As the years have passed, the walking simulator subgenre has gained more and more followers and fans, broadening the definition of the video game, from physical and mental challenges to narrative experiences that generate emotional responses nuanced by the players themselves. Despite the large amount of criticism received by people who deny these games, ironically, the term walking simulator has been adopted by fans of the genre, becoming a neutral label, at least apparently.
However, universally, the term is still not well seen or accepted by a considerable part of the players, generating the debate that we talked about at the beginning of this article every time a game of this type is published. At this point, it is interesting to highlight a statement made by one of the creators of Dear Esther, Dan Pinchbeck: “the idea that games should defend themselves against innovation is something new, as well as being something with which I simply do not agree . It’s not a conversation that I remember having until a few years ago. “
According to Pinchbeck, it does not matter if those who criticize walking simulator games understand the genre or not, they must be clear that they are games to be with for a while. They are not less games because they have less mechanics than others or because there is no possibility of dying. They are games in which the above is meaningless. But it is a debate that will continue to take place as long as works of this genre continue to increase.

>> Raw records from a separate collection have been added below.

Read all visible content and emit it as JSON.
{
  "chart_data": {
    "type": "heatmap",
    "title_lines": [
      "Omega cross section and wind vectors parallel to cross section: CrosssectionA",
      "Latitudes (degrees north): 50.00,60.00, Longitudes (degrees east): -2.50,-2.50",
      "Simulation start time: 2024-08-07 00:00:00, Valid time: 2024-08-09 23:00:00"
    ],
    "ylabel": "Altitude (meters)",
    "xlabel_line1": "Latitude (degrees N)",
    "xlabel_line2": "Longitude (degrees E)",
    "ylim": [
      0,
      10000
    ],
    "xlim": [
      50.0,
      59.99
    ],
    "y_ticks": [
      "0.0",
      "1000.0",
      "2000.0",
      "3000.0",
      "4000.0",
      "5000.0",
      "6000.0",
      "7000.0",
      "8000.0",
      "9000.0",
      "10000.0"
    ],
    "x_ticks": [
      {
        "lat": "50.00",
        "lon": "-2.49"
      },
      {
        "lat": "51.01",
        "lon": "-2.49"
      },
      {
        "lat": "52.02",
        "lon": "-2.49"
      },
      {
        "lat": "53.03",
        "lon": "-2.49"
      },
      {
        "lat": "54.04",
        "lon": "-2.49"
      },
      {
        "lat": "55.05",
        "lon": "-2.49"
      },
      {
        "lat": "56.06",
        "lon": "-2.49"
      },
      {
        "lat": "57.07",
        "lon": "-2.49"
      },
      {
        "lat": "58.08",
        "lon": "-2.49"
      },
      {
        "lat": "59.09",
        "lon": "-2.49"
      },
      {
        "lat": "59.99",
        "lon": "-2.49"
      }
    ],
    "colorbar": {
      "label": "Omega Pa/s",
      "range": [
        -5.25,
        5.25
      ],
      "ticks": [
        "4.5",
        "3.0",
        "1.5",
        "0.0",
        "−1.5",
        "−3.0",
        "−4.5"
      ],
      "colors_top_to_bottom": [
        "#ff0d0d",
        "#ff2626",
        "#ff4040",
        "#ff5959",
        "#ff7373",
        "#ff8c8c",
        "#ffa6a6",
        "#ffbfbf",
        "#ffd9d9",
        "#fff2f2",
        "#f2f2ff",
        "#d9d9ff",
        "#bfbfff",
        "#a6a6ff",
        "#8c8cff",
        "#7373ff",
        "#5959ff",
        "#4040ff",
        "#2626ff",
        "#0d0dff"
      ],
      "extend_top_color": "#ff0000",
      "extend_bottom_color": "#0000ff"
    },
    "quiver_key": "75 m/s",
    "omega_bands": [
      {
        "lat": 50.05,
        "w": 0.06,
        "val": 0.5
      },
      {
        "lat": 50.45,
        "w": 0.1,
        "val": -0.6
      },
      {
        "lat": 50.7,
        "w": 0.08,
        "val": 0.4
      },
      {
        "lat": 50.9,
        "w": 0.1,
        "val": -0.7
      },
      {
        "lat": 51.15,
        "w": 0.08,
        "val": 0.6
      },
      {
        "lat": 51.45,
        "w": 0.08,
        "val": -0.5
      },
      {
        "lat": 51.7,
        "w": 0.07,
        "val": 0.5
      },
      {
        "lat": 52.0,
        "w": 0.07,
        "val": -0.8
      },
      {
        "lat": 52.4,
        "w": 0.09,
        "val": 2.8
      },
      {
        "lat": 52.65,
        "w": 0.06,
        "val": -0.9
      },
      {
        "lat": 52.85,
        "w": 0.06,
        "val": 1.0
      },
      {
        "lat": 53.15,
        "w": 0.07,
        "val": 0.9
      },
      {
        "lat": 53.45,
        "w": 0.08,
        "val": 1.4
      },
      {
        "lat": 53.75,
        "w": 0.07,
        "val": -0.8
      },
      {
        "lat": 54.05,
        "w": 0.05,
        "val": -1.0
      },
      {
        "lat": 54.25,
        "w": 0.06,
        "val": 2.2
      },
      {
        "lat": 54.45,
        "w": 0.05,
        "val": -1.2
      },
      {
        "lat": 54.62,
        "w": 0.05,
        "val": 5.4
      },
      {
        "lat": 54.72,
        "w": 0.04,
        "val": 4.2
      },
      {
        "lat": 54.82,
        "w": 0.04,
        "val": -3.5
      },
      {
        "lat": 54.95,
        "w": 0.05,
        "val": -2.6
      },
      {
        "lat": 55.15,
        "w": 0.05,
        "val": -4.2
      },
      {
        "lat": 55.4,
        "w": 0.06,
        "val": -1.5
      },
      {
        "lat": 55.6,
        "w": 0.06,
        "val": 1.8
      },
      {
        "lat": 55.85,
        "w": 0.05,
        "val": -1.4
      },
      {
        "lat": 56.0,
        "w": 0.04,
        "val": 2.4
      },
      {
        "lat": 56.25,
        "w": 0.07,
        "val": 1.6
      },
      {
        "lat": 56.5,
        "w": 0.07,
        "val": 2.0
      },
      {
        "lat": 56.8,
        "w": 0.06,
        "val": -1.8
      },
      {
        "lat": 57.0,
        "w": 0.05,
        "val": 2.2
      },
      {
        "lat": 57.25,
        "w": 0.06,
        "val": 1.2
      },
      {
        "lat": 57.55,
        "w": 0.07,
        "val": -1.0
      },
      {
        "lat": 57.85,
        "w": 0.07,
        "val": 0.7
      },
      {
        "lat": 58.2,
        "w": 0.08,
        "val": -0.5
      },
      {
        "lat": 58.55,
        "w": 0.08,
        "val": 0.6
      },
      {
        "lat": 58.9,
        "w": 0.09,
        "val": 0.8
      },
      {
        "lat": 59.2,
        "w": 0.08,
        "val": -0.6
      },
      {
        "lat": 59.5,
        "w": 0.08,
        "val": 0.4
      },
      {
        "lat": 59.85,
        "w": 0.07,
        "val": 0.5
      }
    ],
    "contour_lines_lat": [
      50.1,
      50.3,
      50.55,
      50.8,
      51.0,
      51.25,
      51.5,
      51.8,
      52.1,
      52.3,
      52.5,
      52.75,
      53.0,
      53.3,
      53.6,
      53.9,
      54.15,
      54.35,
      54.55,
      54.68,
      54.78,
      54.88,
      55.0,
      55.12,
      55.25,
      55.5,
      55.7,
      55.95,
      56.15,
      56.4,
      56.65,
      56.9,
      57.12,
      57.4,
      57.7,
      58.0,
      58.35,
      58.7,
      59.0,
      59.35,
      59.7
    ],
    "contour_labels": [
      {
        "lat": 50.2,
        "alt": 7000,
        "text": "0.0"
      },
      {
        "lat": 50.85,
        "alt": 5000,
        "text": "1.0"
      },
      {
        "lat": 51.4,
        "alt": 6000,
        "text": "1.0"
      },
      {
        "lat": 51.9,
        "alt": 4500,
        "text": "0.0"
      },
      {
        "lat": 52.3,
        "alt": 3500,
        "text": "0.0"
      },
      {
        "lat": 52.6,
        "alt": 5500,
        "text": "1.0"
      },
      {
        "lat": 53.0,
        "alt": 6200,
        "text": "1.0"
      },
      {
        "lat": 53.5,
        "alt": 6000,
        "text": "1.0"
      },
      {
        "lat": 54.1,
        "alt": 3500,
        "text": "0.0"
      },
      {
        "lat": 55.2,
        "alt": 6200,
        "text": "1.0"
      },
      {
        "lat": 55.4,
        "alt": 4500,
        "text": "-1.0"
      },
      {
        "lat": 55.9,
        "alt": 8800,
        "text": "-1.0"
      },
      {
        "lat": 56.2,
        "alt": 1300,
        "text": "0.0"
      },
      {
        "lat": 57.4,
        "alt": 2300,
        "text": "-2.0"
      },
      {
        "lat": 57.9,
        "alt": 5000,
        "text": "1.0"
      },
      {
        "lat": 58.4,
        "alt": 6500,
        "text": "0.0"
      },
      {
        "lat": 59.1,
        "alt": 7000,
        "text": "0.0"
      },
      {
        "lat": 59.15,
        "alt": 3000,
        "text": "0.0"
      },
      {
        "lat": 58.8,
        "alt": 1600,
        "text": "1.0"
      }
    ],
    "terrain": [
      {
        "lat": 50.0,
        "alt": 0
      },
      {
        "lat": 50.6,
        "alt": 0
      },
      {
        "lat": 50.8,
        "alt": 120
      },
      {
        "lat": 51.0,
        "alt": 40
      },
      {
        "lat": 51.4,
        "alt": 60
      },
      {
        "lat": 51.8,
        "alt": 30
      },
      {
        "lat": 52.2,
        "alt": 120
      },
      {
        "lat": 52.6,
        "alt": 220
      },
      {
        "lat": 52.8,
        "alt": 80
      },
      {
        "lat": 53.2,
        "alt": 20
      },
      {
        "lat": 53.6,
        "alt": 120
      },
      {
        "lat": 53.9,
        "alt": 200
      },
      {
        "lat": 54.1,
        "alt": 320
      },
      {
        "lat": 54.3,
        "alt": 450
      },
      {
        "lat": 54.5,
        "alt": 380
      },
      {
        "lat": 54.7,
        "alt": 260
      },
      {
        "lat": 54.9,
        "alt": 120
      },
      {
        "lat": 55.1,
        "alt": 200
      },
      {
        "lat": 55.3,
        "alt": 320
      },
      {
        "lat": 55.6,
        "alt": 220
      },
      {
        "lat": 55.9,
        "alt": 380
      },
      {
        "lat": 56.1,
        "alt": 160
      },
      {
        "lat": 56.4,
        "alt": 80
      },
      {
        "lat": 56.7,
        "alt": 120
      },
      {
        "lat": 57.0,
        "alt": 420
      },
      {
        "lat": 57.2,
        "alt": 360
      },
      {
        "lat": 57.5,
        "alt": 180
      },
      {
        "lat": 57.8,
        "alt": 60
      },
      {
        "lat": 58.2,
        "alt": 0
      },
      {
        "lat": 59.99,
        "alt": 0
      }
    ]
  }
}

Faced with the question of whether a new label or category is necessary to designate this type of video game, that is, if it is fair to designate them as walking simulator games, it is difficult to find a correct answer, since, in reality, there is no definition or category unique to designate anything in the video game industry. It is easy to find video games that fit different genres. However, it seems clear that, with time and less and less, the term is used in a pejorative way.
Walker, there is no path, the path is made by walking
Therefore, walking simulators are video games that have to be understood as one more way of making art and an alternative within the industry, since these, emerged thanks to the constant development of independent video games in recent years especially, have no other objective than to tell a history in clever new ways with very simple elements. Despite the fact that there are developers, such as Eastshade Studios, who are afraid that their works could be categorized within this subgenre, others not only defend it, but continue to create works that consolidate it based on its characteristics.